Any businesses with so-called “bring your own device” (BYOD) policies, or who permit their employees to take company devices home, immediately broaden their attack surfaces to include the home networks of every one of those employees. A laptop or smartphone could just as easily be targeted via compromised home Wi-Fi networks as they could at a Starbucks. Spouses, parents, and children, likely less aware of cyber threats, can inadvertently facilitate attacks by clicking malicious links and plugging in infected devices (e.g., USBs) while using the BYOD devices. Traveling salesmen who access their corporate accounts via unsecured Wi-Fi at airports or hotels, whose networks also then become part of the company’s attack surface, also provide a way in for hackers.
Like viruses, attack surfaces can spread quickly and cause lots of harm to the health of an organization. The best defense is awareness. By understanding what a cyber attack surface is, what it entails, and how extensive your own is, security professionals can begin narrowing the number of vulnerable points of entry their company is exposed to.

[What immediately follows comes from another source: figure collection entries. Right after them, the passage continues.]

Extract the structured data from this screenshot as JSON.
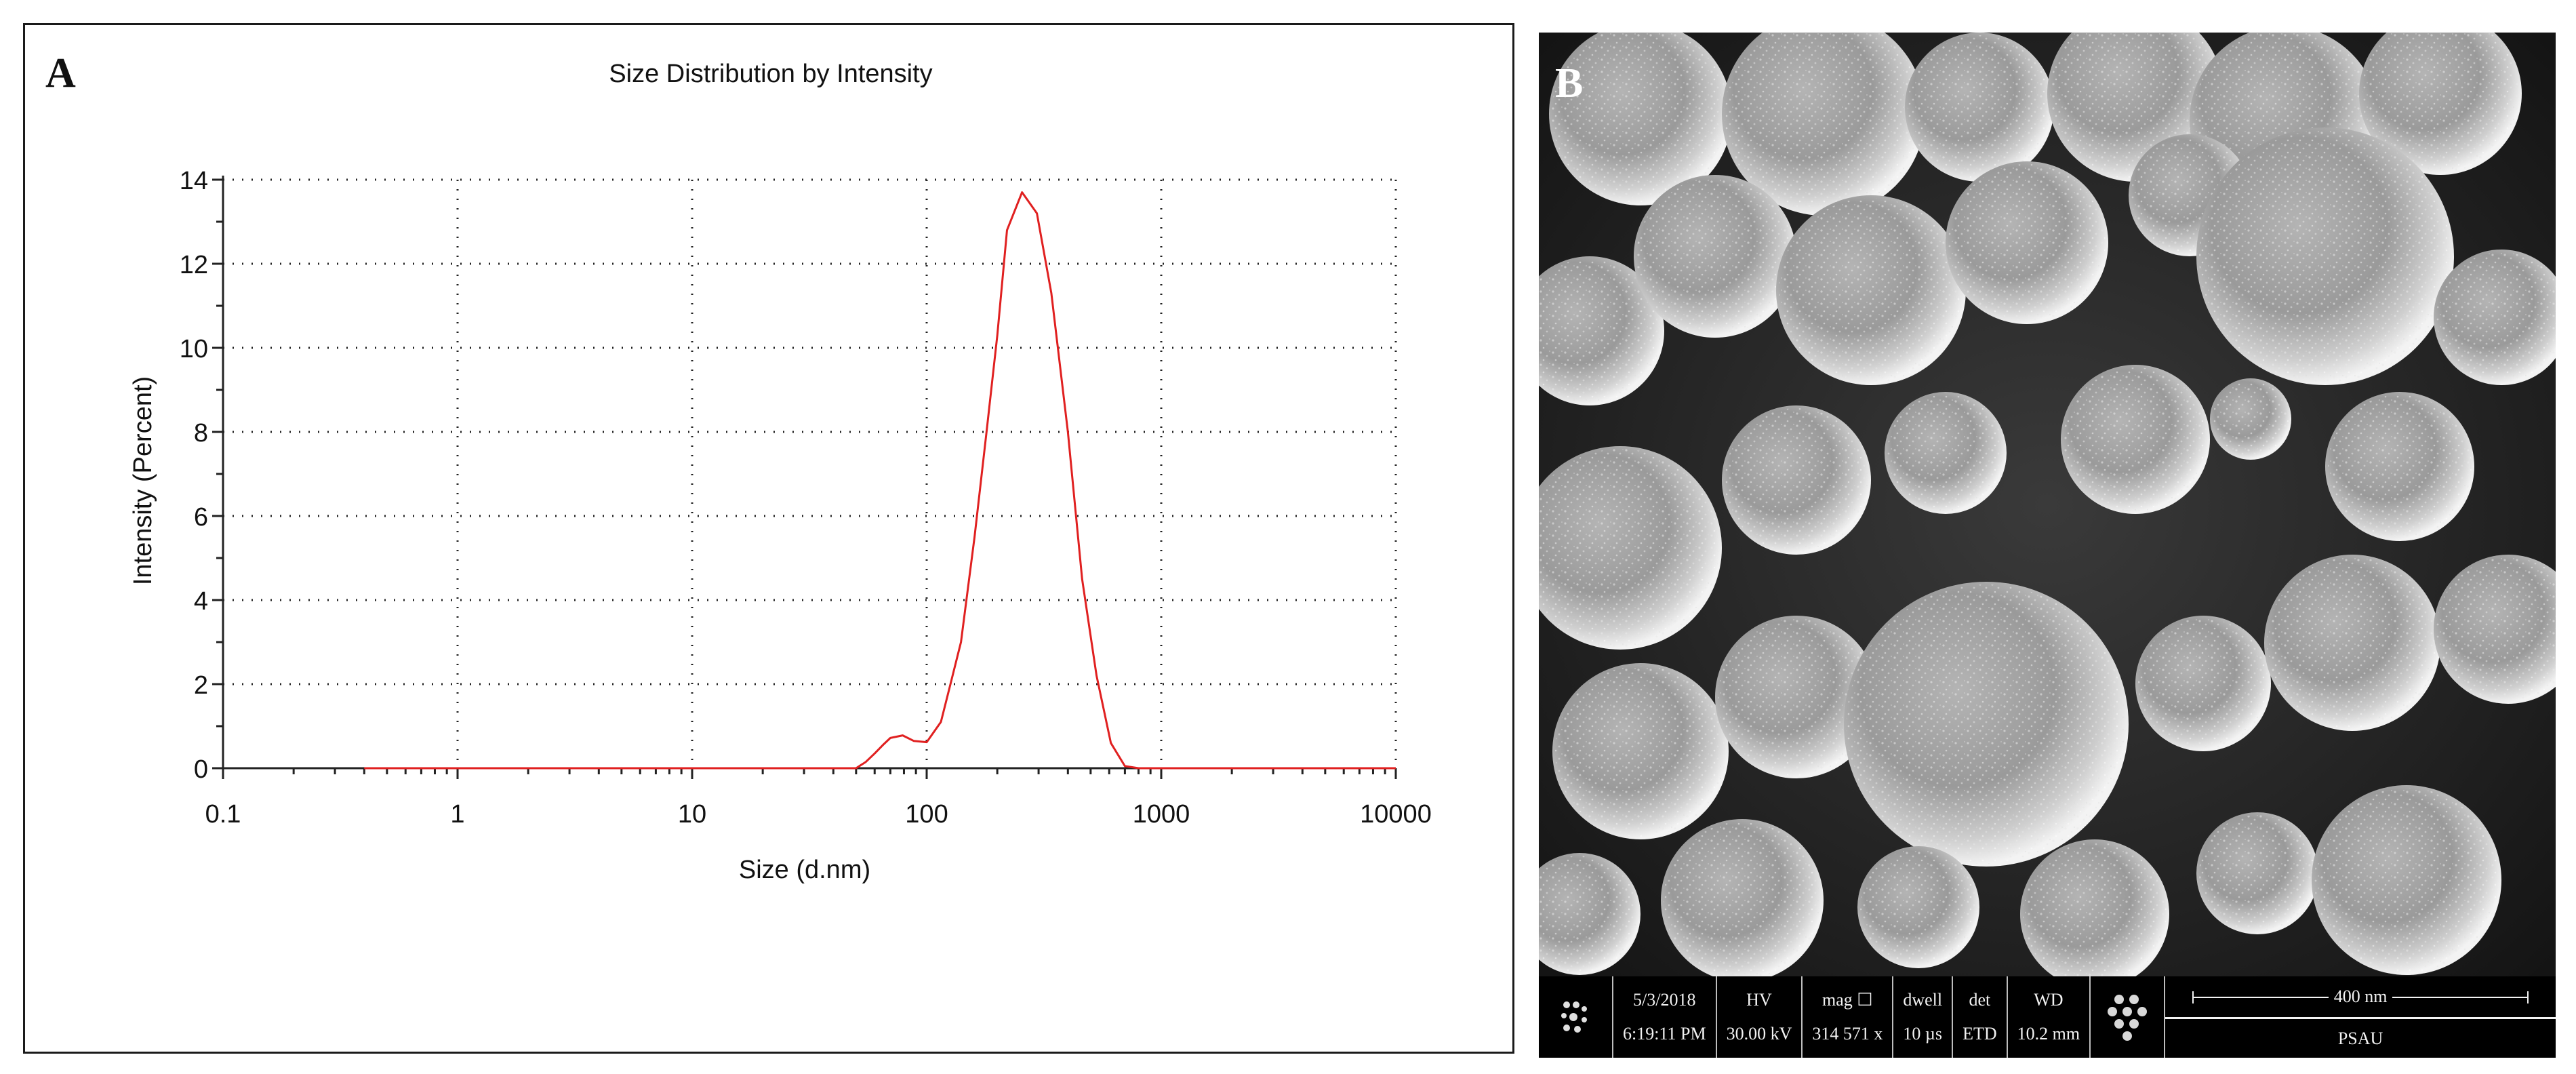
{
  "panel_a": {
    "letter": "A",
    "chart_data": {
      "type": "line",
      "title": "Size Distribution by Intensity",
      "xlabel": "Size (d.nm)",
      "ylabel": "Intensity (Percent)",
      "xscale": "log",
      "xlim": [
        0.1,
        10000
      ],
      "ylim": [
        0,
        14
      ],
      "xticks": [
        "0.1",
        "1",
        "10",
        "100",
        "1000",
        "10000"
      ],
      "yticks": [
        "0",
        "2",
        "4",
        "6",
        "8",
        "10",
        "12",
        "14"
      ],
      "grid": true,
      "line_color": "#e02020",
      "series": [
        {
          "x": [
            0.4,
            50,
            55,
            60,
            65,
            70,
            79,
            88,
            100,
            115,
            125,
            140,
            160,
            180,
            200,
            220,
            255,
            295,
            340,
            400,
            460,
            530,
            610,
            700,
            800,
            1000,
            10000
          ],
          "y": [
            0,
            0,
            0.15,
            0.35,
            0.55,
            0.72,
            0.78,
            0.65,
            0.62,
            1.1,
            1.9,
            3.0,
            5.5,
            8.0,
            10.3,
            12.8,
            13.7,
            13.2,
            11.3,
            8.0,
            4.5,
            2.2,
            0.6,
            0.05,
            0,
            0,
            0
          ]
        }
      ]
    }
  },
  "panel_b": {
    "letter": "B",
    "info": {
      "date": "5/3/2018",
      "time": "6:19:11 PM",
      "hv_label": "HV",
      "hv_value": "30.00 kV",
      "mag_label": "mag ☐",
      "mag_value": "314 571 x",
      "dwell_label": "dwell",
      "dwell_value": "10 µs",
      "det_label": "det",
      "det_value": "ETD",
      "wd_label": "WD",
      "wd_value": "10.2 mm",
      "scale_label": "400 nm",
      "lab_label": "PSAU"
    }
  }
}
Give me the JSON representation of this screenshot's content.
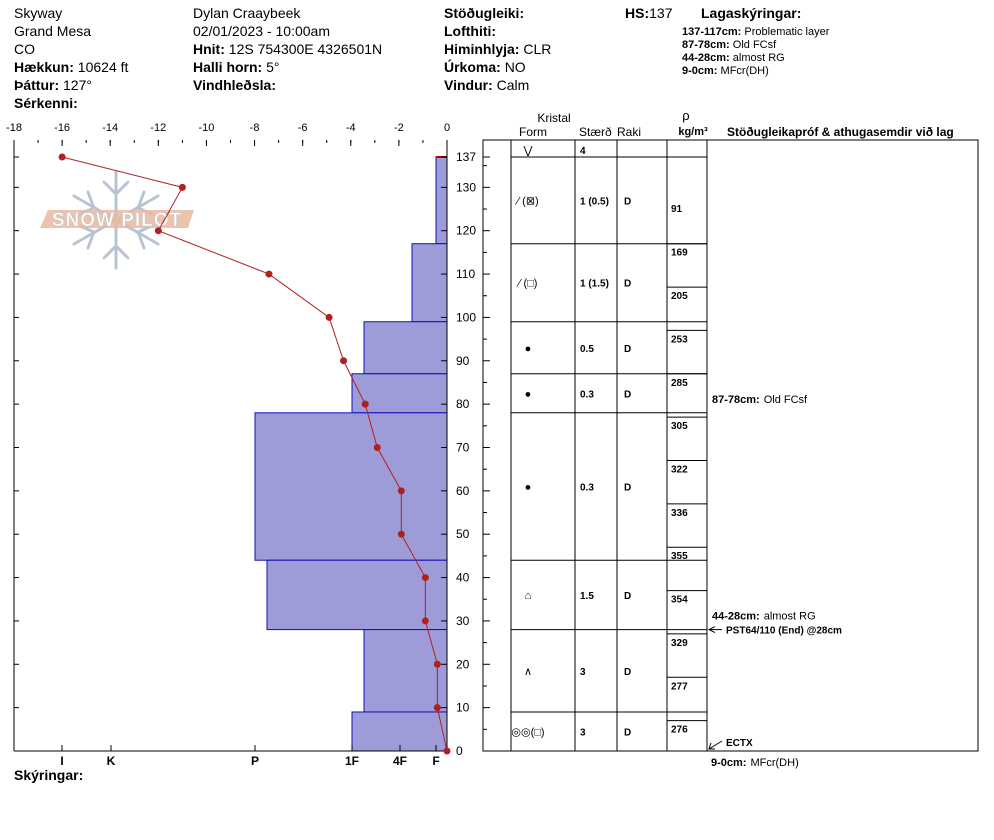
{
  "header": {
    "site": "Skyway",
    "area": "Grand Mesa",
    "state": "CO",
    "elevation_label": "Hækkun:",
    "elevation_value": "10624 ft",
    "aspect_label": "Þáttur:",
    "aspect_value": "127°",
    "features_label": "Sérkenni:",
    "observer": "Dylan Craaybeek",
    "datetime": "02/01/2023 - 10:00am",
    "coords_label": "Hnit:",
    "coords_value": "12S 754300E 4326501N",
    "slope_label": "Halli horn:",
    "slope_value": "5°",
    "wind_loading_label": "Vindhleðsla:",
    "stability_label": "Stöðugleiki:",
    "air_temp_label": "Lofthiti:",
    "sky_label": "Himinhlyja:",
    "sky_value": "CLR",
    "precip_label": "Úrkoma:",
    "precip_value": "NO",
    "wind_label": "Vindur:",
    "wind_value": "Calm",
    "hs_label": "HS:",
    "hs_value": "137",
    "layer_notes_title": "Lagaskýringar:",
    "layer_notes": [
      {
        "range": "137-117cm:",
        "text": "Problematic layer"
      },
      {
        "range": "87-78cm:",
        "text": "Old FCsf"
      },
      {
        "range": "44-28cm:",
        "text": "almost RG"
      },
      {
        "range": "9-0cm:",
        "text": "MFcr(DH)"
      }
    ],
    "remarks_label": "Skýringar:"
  },
  "watermark": "SNOW PILOT",
  "table_headers": {
    "crystal": "Kristal",
    "form": "Form",
    "size": "Stærð",
    "moisture": "Raki",
    "rho": "ρ",
    "density_unit": "kg/m³",
    "tests": "Stöðugleikapróf & athugasemdir við lag"
  },
  "chart_data": {
    "type": "line",
    "temperature_axis": {
      "ticks": [
        -18,
        -16,
        -14,
        -12,
        -10,
        -8,
        -6,
        -4,
        -2,
        0
      ],
      "range": [
        -18,
        0
      ]
    },
    "height_axis": {
      "ticks": [
        0,
        10,
        20,
        30,
        40,
        50,
        60,
        70,
        80,
        90,
        100,
        110,
        120,
        130,
        137
      ],
      "range": [
        0,
        137
      ]
    },
    "hardness_axis": {
      "labels": [
        "I",
        "K",
        "P",
        "1F",
        "4F",
        "F"
      ]
    },
    "temperature_profile": [
      {
        "height": 137,
        "temp": -16
      },
      {
        "height": 130,
        "temp": -11
      },
      {
        "height": 120,
        "temp": -12
      },
      {
        "height": 110,
        "temp": -7.4
      },
      {
        "height": 100,
        "temp": -4.9
      },
      {
        "height": 90,
        "temp": -4.3
      },
      {
        "height": 80,
        "temp": -3.4
      },
      {
        "height": 70,
        "temp": -2.9
      },
      {
        "height": 60,
        "temp": -1.9
      },
      {
        "height": 50,
        "temp": -1.9
      },
      {
        "height": 40,
        "temp": -0.9
      },
      {
        "height": 30,
        "temp": -0.9
      },
      {
        "height": 20,
        "temp": -0.4
      },
      {
        "height": 10,
        "temp": -0.4
      },
      {
        "height": 0,
        "temp": 0
      }
    ],
    "hardness_layers": [
      {
        "top": 137,
        "bottom": 117,
        "hardness": "F"
      },
      {
        "top": 117,
        "bottom": 99,
        "hardness": "4F-"
      },
      {
        "top": 99,
        "bottom": 87,
        "hardness": "1F-"
      },
      {
        "top": 87,
        "bottom": 78,
        "hardness": "1F"
      },
      {
        "top": 78,
        "bottom": 44,
        "hardness": "P"
      },
      {
        "top": 44,
        "bottom": 28,
        "hardness": "P-"
      },
      {
        "top": 28,
        "bottom": 9,
        "hardness": "1F-"
      },
      {
        "top": 9,
        "bottom": 0,
        "hardness": "1F"
      }
    ]
  },
  "layers": [
    {
      "top": 137,
      "bottom": 137,
      "form": "⋁",
      "size": "4",
      "moisture": ""
    },
    {
      "top": 137,
      "bottom": 117,
      "form": "⁄ (⊠)",
      "size": "1 (0.5)",
      "moisture": "D"
    },
    {
      "top": 117,
      "bottom": 99,
      "form": "⁄ (□)",
      "size": "1 (1.5)",
      "moisture": "D"
    },
    {
      "top": 99,
      "bottom": 87,
      "form": "●",
      "size": "0.5",
      "moisture": "D"
    },
    {
      "top": 87,
      "bottom": 78,
      "form": "●",
      "size": "0.3",
      "moisture": "D"
    },
    {
      "top": 78,
      "bottom": 44,
      "form": "●",
      "size": "0.3",
      "moisture": "D"
    },
    {
      "top": 44,
      "bottom": 28,
      "form": "⌂",
      "size": "1.5",
      "moisture": "D"
    },
    {
      "top": 28,
      "bottom": 9,
      "form": "∧",
      "size": "3",
      "moisture": "D"
    },
    {
      "top": 9,
      "bottom": 0,
      "form": "◎◎(□)",
      "size": "3",
      "moisture": "D"
    }
  ],
  "densities": [
    {
      "top": 137,
      "bottom": 117,
      "value": "91"
    },
    {
      "top": 117,
      "bottom": 107,
      "value": "169"
    },
    {
      "top": 107,
      "bottom": 97,
      "value": "205"
    },
    {
      "top": 97,
      "bottom": 87,
      "value": "253"
    },
    {
      "top": 87,
      "bottom": 77,
      "value": "285"
    },
    {
      "top": 77,
      "bottom": 67,
      "value": "305"
    },
    {
      "top": 67,
      "bottom": 57,
      "value": "322"
    },
    {
      "top": 57,
      "bottom": 47,
      "value": "336"
    },
    {
      "top": 47,
      "bottom": 37,
      "value": "355"
    },
    {
      "top": 37,
      "bottom": 27,
      "value": "354"
    },
    {
      "top": 27,
      "bottom": 17,
      "value": "329"
    },
    {
      "top": 17,
      "bottom": 7,
      "value": "277"
    },
    {
      "top": 7,
      "bottom": 0,
      "value": "276"
    }
  ],
  "comments": [
    {
      "height": 78,
      "bold": "87-78cm:",
      "text": "Old FCsf"
    },
    {
      "height": 28,
      "bold": "44-28cm:",
      "text": "almost RG"
    }
  ],
  "tests": [
    {
      "height": 28,
      "text": "PST64/110 (End) @28cm"
    },
    {
      "height": 0,
      "text": "ECTX"
    }
  ],
  "footer_note": {
    "bold": "9-0cm:",
    "text": "MFcr(DH)"
  },
  "colors": {
    "hardness_fill": "#9e9cd8",
    "hardness_stroke": "#1010b0",
    "temp_line": "#b02020"
  }
}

The best way for companies to secure their systems is to shrink the size of their attack surfaces as much as possible. A first step toward doing that must involve a thorough inventorying of all software, hardware, protocols, permissions, and employees. You can’t hope to begin protecting your network until you have an accurate idea of where it starts and ends. There are many cutting-edge network topology tools designed specifically for this purpose. Large and medium-sized organizations employing hundreds or thousands of people would be served best by utilizing such tools as their attack surfaces are likely far too intricate for any audit or interview process on its own to be effective.
Once your organization understands what’s at stake, the next step must be to make every employee fully aware of the threat. Implementing regular cybersecurity training into hiring and professional development processes can help lower the risk of social engineering attacks, which often prey on ignorance. Reviewing corporate BYOD and in-house technology policies is also a good idea. Any liberties granted to employees in which technologies they can use, as well as where, when, and how, must be carefully counterbalanced by appropriate security measures to mitigate consequent risks.
Lastly, for both the company and its employees, basic cyber hygiene is essential. For this there is no shortage of suggestions, but a few key tips include the following measures:
- Ensure strong network defenses, including well-calibrated firewalls and strong passwords on all your devices and applications (including your home Wi-Fi!).
- Conduct due diligence on all third parties with access to your networks. Do business only with those who take their own security seriously, and take steps to isolate all parts of your network they don’t need access to.
- Be aware that hackers are always preying upon ignorance. Avoid suspicious links in emails, download only from trusted sources, and keep your sensitive information private.
- Avoid using Wi-Fi and Bluetooth when you don’t need them. While you should always try to avoid it, if you must use public Wi-Fi take extra security precautions (e.g., VPNs).
- Limit the number of people who use your devices and accounts.
Follow these suggestions and you should be well on your way to a smaller, more manageable cyber attack surface.